The College of Nursing at The University of Southern Mississippi was recently awarded a $1.2 million grant through the Health Resources and Services Administration that will be used to provide specialized training for students in the Family Nurse Practitioner (FNP) or Psychiatric Mental Health Nurse Practitioner (PMHNP) programs.
The Advanced Nursing Education Workforce grant will enable the college to distribute traineeship funds for students who plan to work in underserved areas after completing the advanced programs. The grant will provide longitudinal immersion clinical practice experiences in primary care and behavioral health care facilities. The grant is focused toward students already certified in one of these specialties and who are seeking a second certification, along with a Doctor of Nursing Practice degree.
The two-year grant is the first of its kind obtained by the USM College of Nursing. The grant proposal stemmed from an identified need in Mississippi – to produce advanced practice nurses prepared at the highest degree level who are dually certified for healthcare providers delivering holistic care.
Some of these nurses may treat patients who have the flu, but scientists at Mississippi State University want to make getting the flu something of the past. To eradicate risk, scientists must find a way to stay at least one step ahead of virus mutations, so Mississippi State students and faculty are collaborating with global research teams to peer into the future and develop new defenses against flu's mounting threat to world populations.
Powered with a major grant from the National Institutes of Health and led by MSU's Dr. Henry Wan, researchers are helping accelerate expensive, time-consuming analysis conducted by thousands of scientists at more than 130 influenza centers in 106 countries. The goal of the team is to help prevent, diagnose and treat pandemic flus and other illnesses.
The Mississippi State team's "machine learning" and “big data” process takes the analysis out of research labs and instead uses computational methods to discover critical changes or mutations among viruses more quickly.

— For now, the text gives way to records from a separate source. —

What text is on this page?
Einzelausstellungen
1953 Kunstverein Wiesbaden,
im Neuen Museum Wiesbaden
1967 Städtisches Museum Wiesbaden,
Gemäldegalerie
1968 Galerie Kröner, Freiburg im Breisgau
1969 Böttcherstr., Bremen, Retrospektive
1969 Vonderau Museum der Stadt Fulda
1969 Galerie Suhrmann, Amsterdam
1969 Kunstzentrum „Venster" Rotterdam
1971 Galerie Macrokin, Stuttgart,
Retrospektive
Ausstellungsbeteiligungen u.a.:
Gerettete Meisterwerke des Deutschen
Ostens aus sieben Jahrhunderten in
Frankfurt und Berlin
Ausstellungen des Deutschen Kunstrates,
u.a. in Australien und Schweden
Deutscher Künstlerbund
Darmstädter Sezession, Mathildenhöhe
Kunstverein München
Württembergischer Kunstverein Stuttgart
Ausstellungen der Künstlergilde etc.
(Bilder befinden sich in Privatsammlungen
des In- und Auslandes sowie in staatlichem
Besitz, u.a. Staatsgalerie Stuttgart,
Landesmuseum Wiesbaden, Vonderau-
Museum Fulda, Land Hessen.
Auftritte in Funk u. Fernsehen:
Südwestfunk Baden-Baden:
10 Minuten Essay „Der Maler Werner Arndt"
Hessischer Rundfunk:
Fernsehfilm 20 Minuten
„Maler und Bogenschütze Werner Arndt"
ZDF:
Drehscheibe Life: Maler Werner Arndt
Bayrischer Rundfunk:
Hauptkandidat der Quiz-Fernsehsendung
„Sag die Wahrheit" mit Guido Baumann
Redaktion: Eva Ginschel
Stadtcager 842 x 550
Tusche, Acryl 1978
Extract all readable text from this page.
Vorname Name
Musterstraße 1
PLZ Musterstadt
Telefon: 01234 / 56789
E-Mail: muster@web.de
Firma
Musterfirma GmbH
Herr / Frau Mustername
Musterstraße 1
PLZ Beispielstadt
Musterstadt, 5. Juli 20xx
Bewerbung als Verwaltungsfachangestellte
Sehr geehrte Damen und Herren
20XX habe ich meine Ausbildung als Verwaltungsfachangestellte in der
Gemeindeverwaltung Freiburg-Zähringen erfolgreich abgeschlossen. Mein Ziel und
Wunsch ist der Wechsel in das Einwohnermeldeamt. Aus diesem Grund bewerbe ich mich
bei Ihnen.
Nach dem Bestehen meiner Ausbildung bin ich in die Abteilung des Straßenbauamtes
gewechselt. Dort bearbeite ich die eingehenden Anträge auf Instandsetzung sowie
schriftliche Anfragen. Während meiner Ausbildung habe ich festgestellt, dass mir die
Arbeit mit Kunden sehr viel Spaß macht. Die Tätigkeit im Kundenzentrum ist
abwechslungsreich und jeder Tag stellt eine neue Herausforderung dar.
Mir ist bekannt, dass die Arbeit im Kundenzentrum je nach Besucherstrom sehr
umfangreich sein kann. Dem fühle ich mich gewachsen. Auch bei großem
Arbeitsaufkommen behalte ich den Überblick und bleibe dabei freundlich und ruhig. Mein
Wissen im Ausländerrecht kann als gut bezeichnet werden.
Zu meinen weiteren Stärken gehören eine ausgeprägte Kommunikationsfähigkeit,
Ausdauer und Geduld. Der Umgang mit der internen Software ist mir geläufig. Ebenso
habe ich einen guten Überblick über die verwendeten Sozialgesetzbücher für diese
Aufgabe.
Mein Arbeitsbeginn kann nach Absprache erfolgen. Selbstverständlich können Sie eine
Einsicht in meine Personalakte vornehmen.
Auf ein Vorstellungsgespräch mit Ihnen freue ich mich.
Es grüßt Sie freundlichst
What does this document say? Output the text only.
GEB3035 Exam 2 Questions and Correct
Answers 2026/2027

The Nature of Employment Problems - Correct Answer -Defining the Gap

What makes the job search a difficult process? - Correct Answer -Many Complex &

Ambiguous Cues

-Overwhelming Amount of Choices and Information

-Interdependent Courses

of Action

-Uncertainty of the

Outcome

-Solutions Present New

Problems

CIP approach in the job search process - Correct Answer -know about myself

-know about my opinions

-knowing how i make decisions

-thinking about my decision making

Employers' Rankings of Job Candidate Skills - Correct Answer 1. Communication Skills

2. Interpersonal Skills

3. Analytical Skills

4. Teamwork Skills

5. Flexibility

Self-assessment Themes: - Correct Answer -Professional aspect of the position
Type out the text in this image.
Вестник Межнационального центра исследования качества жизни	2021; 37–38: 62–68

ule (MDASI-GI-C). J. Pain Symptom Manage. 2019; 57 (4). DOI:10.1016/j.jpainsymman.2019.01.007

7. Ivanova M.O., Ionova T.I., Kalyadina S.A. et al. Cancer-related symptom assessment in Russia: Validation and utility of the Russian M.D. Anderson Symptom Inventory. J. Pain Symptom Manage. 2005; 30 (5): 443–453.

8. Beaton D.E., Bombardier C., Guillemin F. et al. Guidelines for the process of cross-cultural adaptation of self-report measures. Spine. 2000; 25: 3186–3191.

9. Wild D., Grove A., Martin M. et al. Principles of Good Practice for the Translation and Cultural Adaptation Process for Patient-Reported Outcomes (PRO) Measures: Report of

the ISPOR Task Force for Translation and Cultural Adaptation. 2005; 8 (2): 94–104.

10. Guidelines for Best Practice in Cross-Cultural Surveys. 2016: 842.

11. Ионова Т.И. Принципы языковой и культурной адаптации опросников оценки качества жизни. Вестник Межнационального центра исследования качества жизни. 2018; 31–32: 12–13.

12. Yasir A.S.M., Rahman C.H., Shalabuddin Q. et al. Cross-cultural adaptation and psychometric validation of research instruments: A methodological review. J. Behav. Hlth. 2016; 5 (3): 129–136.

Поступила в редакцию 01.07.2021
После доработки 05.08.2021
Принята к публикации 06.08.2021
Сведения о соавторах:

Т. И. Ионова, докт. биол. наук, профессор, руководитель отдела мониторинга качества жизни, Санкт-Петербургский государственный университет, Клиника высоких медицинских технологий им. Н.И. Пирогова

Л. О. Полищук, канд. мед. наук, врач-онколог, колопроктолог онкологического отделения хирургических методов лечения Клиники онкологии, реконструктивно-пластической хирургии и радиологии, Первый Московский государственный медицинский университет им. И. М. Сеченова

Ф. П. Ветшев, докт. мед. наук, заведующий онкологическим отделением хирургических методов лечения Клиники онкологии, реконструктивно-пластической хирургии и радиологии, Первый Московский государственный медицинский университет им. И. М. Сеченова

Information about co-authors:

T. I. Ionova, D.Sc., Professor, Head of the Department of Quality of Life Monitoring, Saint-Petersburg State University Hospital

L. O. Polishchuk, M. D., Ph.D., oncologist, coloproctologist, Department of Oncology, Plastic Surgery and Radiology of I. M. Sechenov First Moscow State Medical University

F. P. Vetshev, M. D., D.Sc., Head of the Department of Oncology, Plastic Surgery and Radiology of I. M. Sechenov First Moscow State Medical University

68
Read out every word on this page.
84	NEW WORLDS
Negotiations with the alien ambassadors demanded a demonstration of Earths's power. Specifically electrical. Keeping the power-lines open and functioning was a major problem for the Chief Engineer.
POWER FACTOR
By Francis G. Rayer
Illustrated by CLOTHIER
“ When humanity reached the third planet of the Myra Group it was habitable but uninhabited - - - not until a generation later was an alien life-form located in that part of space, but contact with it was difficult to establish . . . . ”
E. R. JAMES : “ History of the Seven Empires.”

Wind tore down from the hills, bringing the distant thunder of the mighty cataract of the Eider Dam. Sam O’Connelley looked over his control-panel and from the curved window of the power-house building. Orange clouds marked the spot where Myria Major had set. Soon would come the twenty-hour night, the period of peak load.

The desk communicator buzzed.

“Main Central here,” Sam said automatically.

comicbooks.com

This information is entered into a computerized model that determines the best vaccines for combating new and existing strains.
The model also translates data into mathematical formulas that generate maps and provide an in-depth look at flu viruses over time and in different world populations. This kind of mapping helps track how viruses mutate and how they spread, leading to greater understanding and discoveries, like the fact that one particular virus vaccine has been updated more than 29 times since 1968.
The Mississippi State University Extension 4-H Program, in partnership with the University of Mississippi Medical Center (UMMC) and the UMMC/Myrlie Evers-Williams Institute, are developing the next generation of healthcare professionals through the Junior Master Wellness Volunteers (JrMWV's) program. The JrMWV Program is a community health education and volunteer leader that partners with students in various disciplines such as the Allied Health Courses, Family and Consumer Science Courses, and individually focused clubs or organizations for training and delivery of health messages into the community.
Junior Master Wellness Volunteers (JrMWV's) are compassionate teens focused on wellness and dedicated to serving their community. Any teen ages 15-18 with an interest in leadership, advocacy, extending knowledge, serving as role models, and volunteering aimed at improving health literacy and healthy lifestyle choices may enroll for training as a volunteer.
The County 4-H Extension Agent maintains an engaged role with the teacher and students providing community service opportunities and programmatic oversight. Recruitment is also sought for the Health Competition event held at 4-H State Congress each year on the campus of Mississippi State University.